La jeune femme se rapprocha de la couche et s’accroupit près de sa mère, Gin. Elle repoussa une mèche de son front et lui caressa la joue. Sa peau si douce lui réchauffa le cœur. Elle imita son geste sur le visage de son père, Vidàl, qui grogna doucement avant de se retourner.

Anna sourit. Son cœur battait à tout rompre et des larmes de mélancolie remplirent ses yeux.

Elle se redressa et se dirigea vers le fond de la pièce où trônait, contre le mur, le sempiternel arc de son père. La corde en crin de cheval brilla d’une fugace lueur dorée, comme s’il l’appelait.

Elle fit courir un doigt précautionneux sur le bois d’ébène de l’arme avant de s’en saisir. Sitôt que ses doigts de refermèrent sur la poignée de l’arc, elle rouvrit les yeux.

Elle était toujours allongée sur le sol moite de la Cathédrale. Toujours suffocante, toujours immobile.

Mais son lien de vie ne se brisait pas.

Le Pape baissa un regard empli d’incompréhension sur la jeune femme. Pourquoi la ligne ne cédait-elle pas ?

Dans un élan de colère, il lâcha prise et tendit la main afin de récupérer son arme. Une opportunité qu’Anna saisit. Par un effort de volonté surhumain, elle se libéra de son entrave invisible, repoussant le patriarche contre un arbre au tronc blanc.

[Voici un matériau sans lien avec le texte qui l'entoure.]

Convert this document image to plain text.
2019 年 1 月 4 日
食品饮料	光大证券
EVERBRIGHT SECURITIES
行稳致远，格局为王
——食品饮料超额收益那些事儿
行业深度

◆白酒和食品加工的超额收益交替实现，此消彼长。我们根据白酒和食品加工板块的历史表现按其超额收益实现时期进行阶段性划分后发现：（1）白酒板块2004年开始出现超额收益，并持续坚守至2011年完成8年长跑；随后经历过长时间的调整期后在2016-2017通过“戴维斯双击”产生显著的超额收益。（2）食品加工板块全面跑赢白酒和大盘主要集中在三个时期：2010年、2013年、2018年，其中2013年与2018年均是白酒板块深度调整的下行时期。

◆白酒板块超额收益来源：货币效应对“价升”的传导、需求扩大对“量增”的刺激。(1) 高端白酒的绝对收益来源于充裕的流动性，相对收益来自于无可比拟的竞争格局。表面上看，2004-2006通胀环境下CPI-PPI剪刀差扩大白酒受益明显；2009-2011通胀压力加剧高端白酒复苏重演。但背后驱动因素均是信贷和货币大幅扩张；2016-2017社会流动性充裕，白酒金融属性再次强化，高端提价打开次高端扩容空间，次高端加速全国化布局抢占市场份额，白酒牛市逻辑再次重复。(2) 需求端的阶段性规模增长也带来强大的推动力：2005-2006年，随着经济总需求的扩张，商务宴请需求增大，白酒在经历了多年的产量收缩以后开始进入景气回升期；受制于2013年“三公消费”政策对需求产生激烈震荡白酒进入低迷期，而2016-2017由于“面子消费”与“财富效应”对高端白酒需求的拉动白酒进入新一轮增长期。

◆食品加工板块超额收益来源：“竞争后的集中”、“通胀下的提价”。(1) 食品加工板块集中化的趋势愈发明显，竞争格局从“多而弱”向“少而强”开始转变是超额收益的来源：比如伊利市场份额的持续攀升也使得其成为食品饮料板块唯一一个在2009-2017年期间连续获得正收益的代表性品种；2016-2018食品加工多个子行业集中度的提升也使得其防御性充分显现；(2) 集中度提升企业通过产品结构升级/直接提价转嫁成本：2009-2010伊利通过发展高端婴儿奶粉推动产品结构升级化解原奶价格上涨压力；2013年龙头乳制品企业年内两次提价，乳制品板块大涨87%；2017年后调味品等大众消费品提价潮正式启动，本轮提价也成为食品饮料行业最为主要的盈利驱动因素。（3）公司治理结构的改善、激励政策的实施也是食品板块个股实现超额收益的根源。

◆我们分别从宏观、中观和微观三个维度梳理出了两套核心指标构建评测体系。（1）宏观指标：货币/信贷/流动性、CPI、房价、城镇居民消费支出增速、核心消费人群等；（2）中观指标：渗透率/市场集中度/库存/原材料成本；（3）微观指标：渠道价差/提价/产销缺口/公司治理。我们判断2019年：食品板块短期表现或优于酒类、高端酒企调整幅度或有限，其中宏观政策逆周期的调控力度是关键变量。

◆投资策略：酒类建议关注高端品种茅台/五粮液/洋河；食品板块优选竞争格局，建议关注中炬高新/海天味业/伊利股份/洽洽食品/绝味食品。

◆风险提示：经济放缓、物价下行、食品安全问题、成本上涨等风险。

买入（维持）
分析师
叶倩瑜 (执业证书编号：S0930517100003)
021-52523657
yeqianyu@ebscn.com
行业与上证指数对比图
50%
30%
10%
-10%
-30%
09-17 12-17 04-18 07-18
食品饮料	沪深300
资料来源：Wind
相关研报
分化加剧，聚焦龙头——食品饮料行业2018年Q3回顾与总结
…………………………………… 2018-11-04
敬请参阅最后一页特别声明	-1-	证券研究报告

Les rôles venaient de s’inverser : par la seule force de sa volonté, elle maintenait la désormais misérable silhouette du pape contre le pilier de sa sentence. Il lui sembla un instant entendre la voix de Gin, de Vidàl, d’Estelle et de Florial. Leur sacrifice avait été le battement d’aile de papillon à l’origine de l’ouragan qui se déchaînait maintenant.

Elle se sentait baver. La sphère, jadis blottie dans le creux de son ventre s’agitait dans tous ses membres comme un torrent furieux. Ensemble, elles exultaient.

Dans sa main gauche, Anna sentit le contact du bois noir de l’arc de son père. Une flèche aussi sombre que l’arme apparut au creux de sa main droite.

Mets tes pieds parallèles. Saisis ton arc. Encoche ta flèche juste au-dessus du petit nœud dans la corde. Aligne ta cible et la pointe de la flèche avec ton œil. Expire à fond, et quand tu te sens prête, décoche.

Le timbre de Gin, maternel, apaisant, résonna dans la Cathédrale à la manière d’une douce berceuse. Anna sourit. Le trait partit.

D’une voix mauvaise, elle susurra :

Pas de mort glorieuse pour le Pape, pas de fil d’argent brisé, par de magie, pas de chanson. Juste une flèche plantée dans le cœur d’un homme.

Elle tituba, recula de quelques pas et observa son œuvre un moment : un mince filet de sang coulait aux commissures des lèvres du pontife.

Une violente quinte de toux secoua la jeune femme et lui arracha un crachat sanguinolent.

Anna avait vaincu, elle l’avait toujours su. Puisqu’elle était invincible.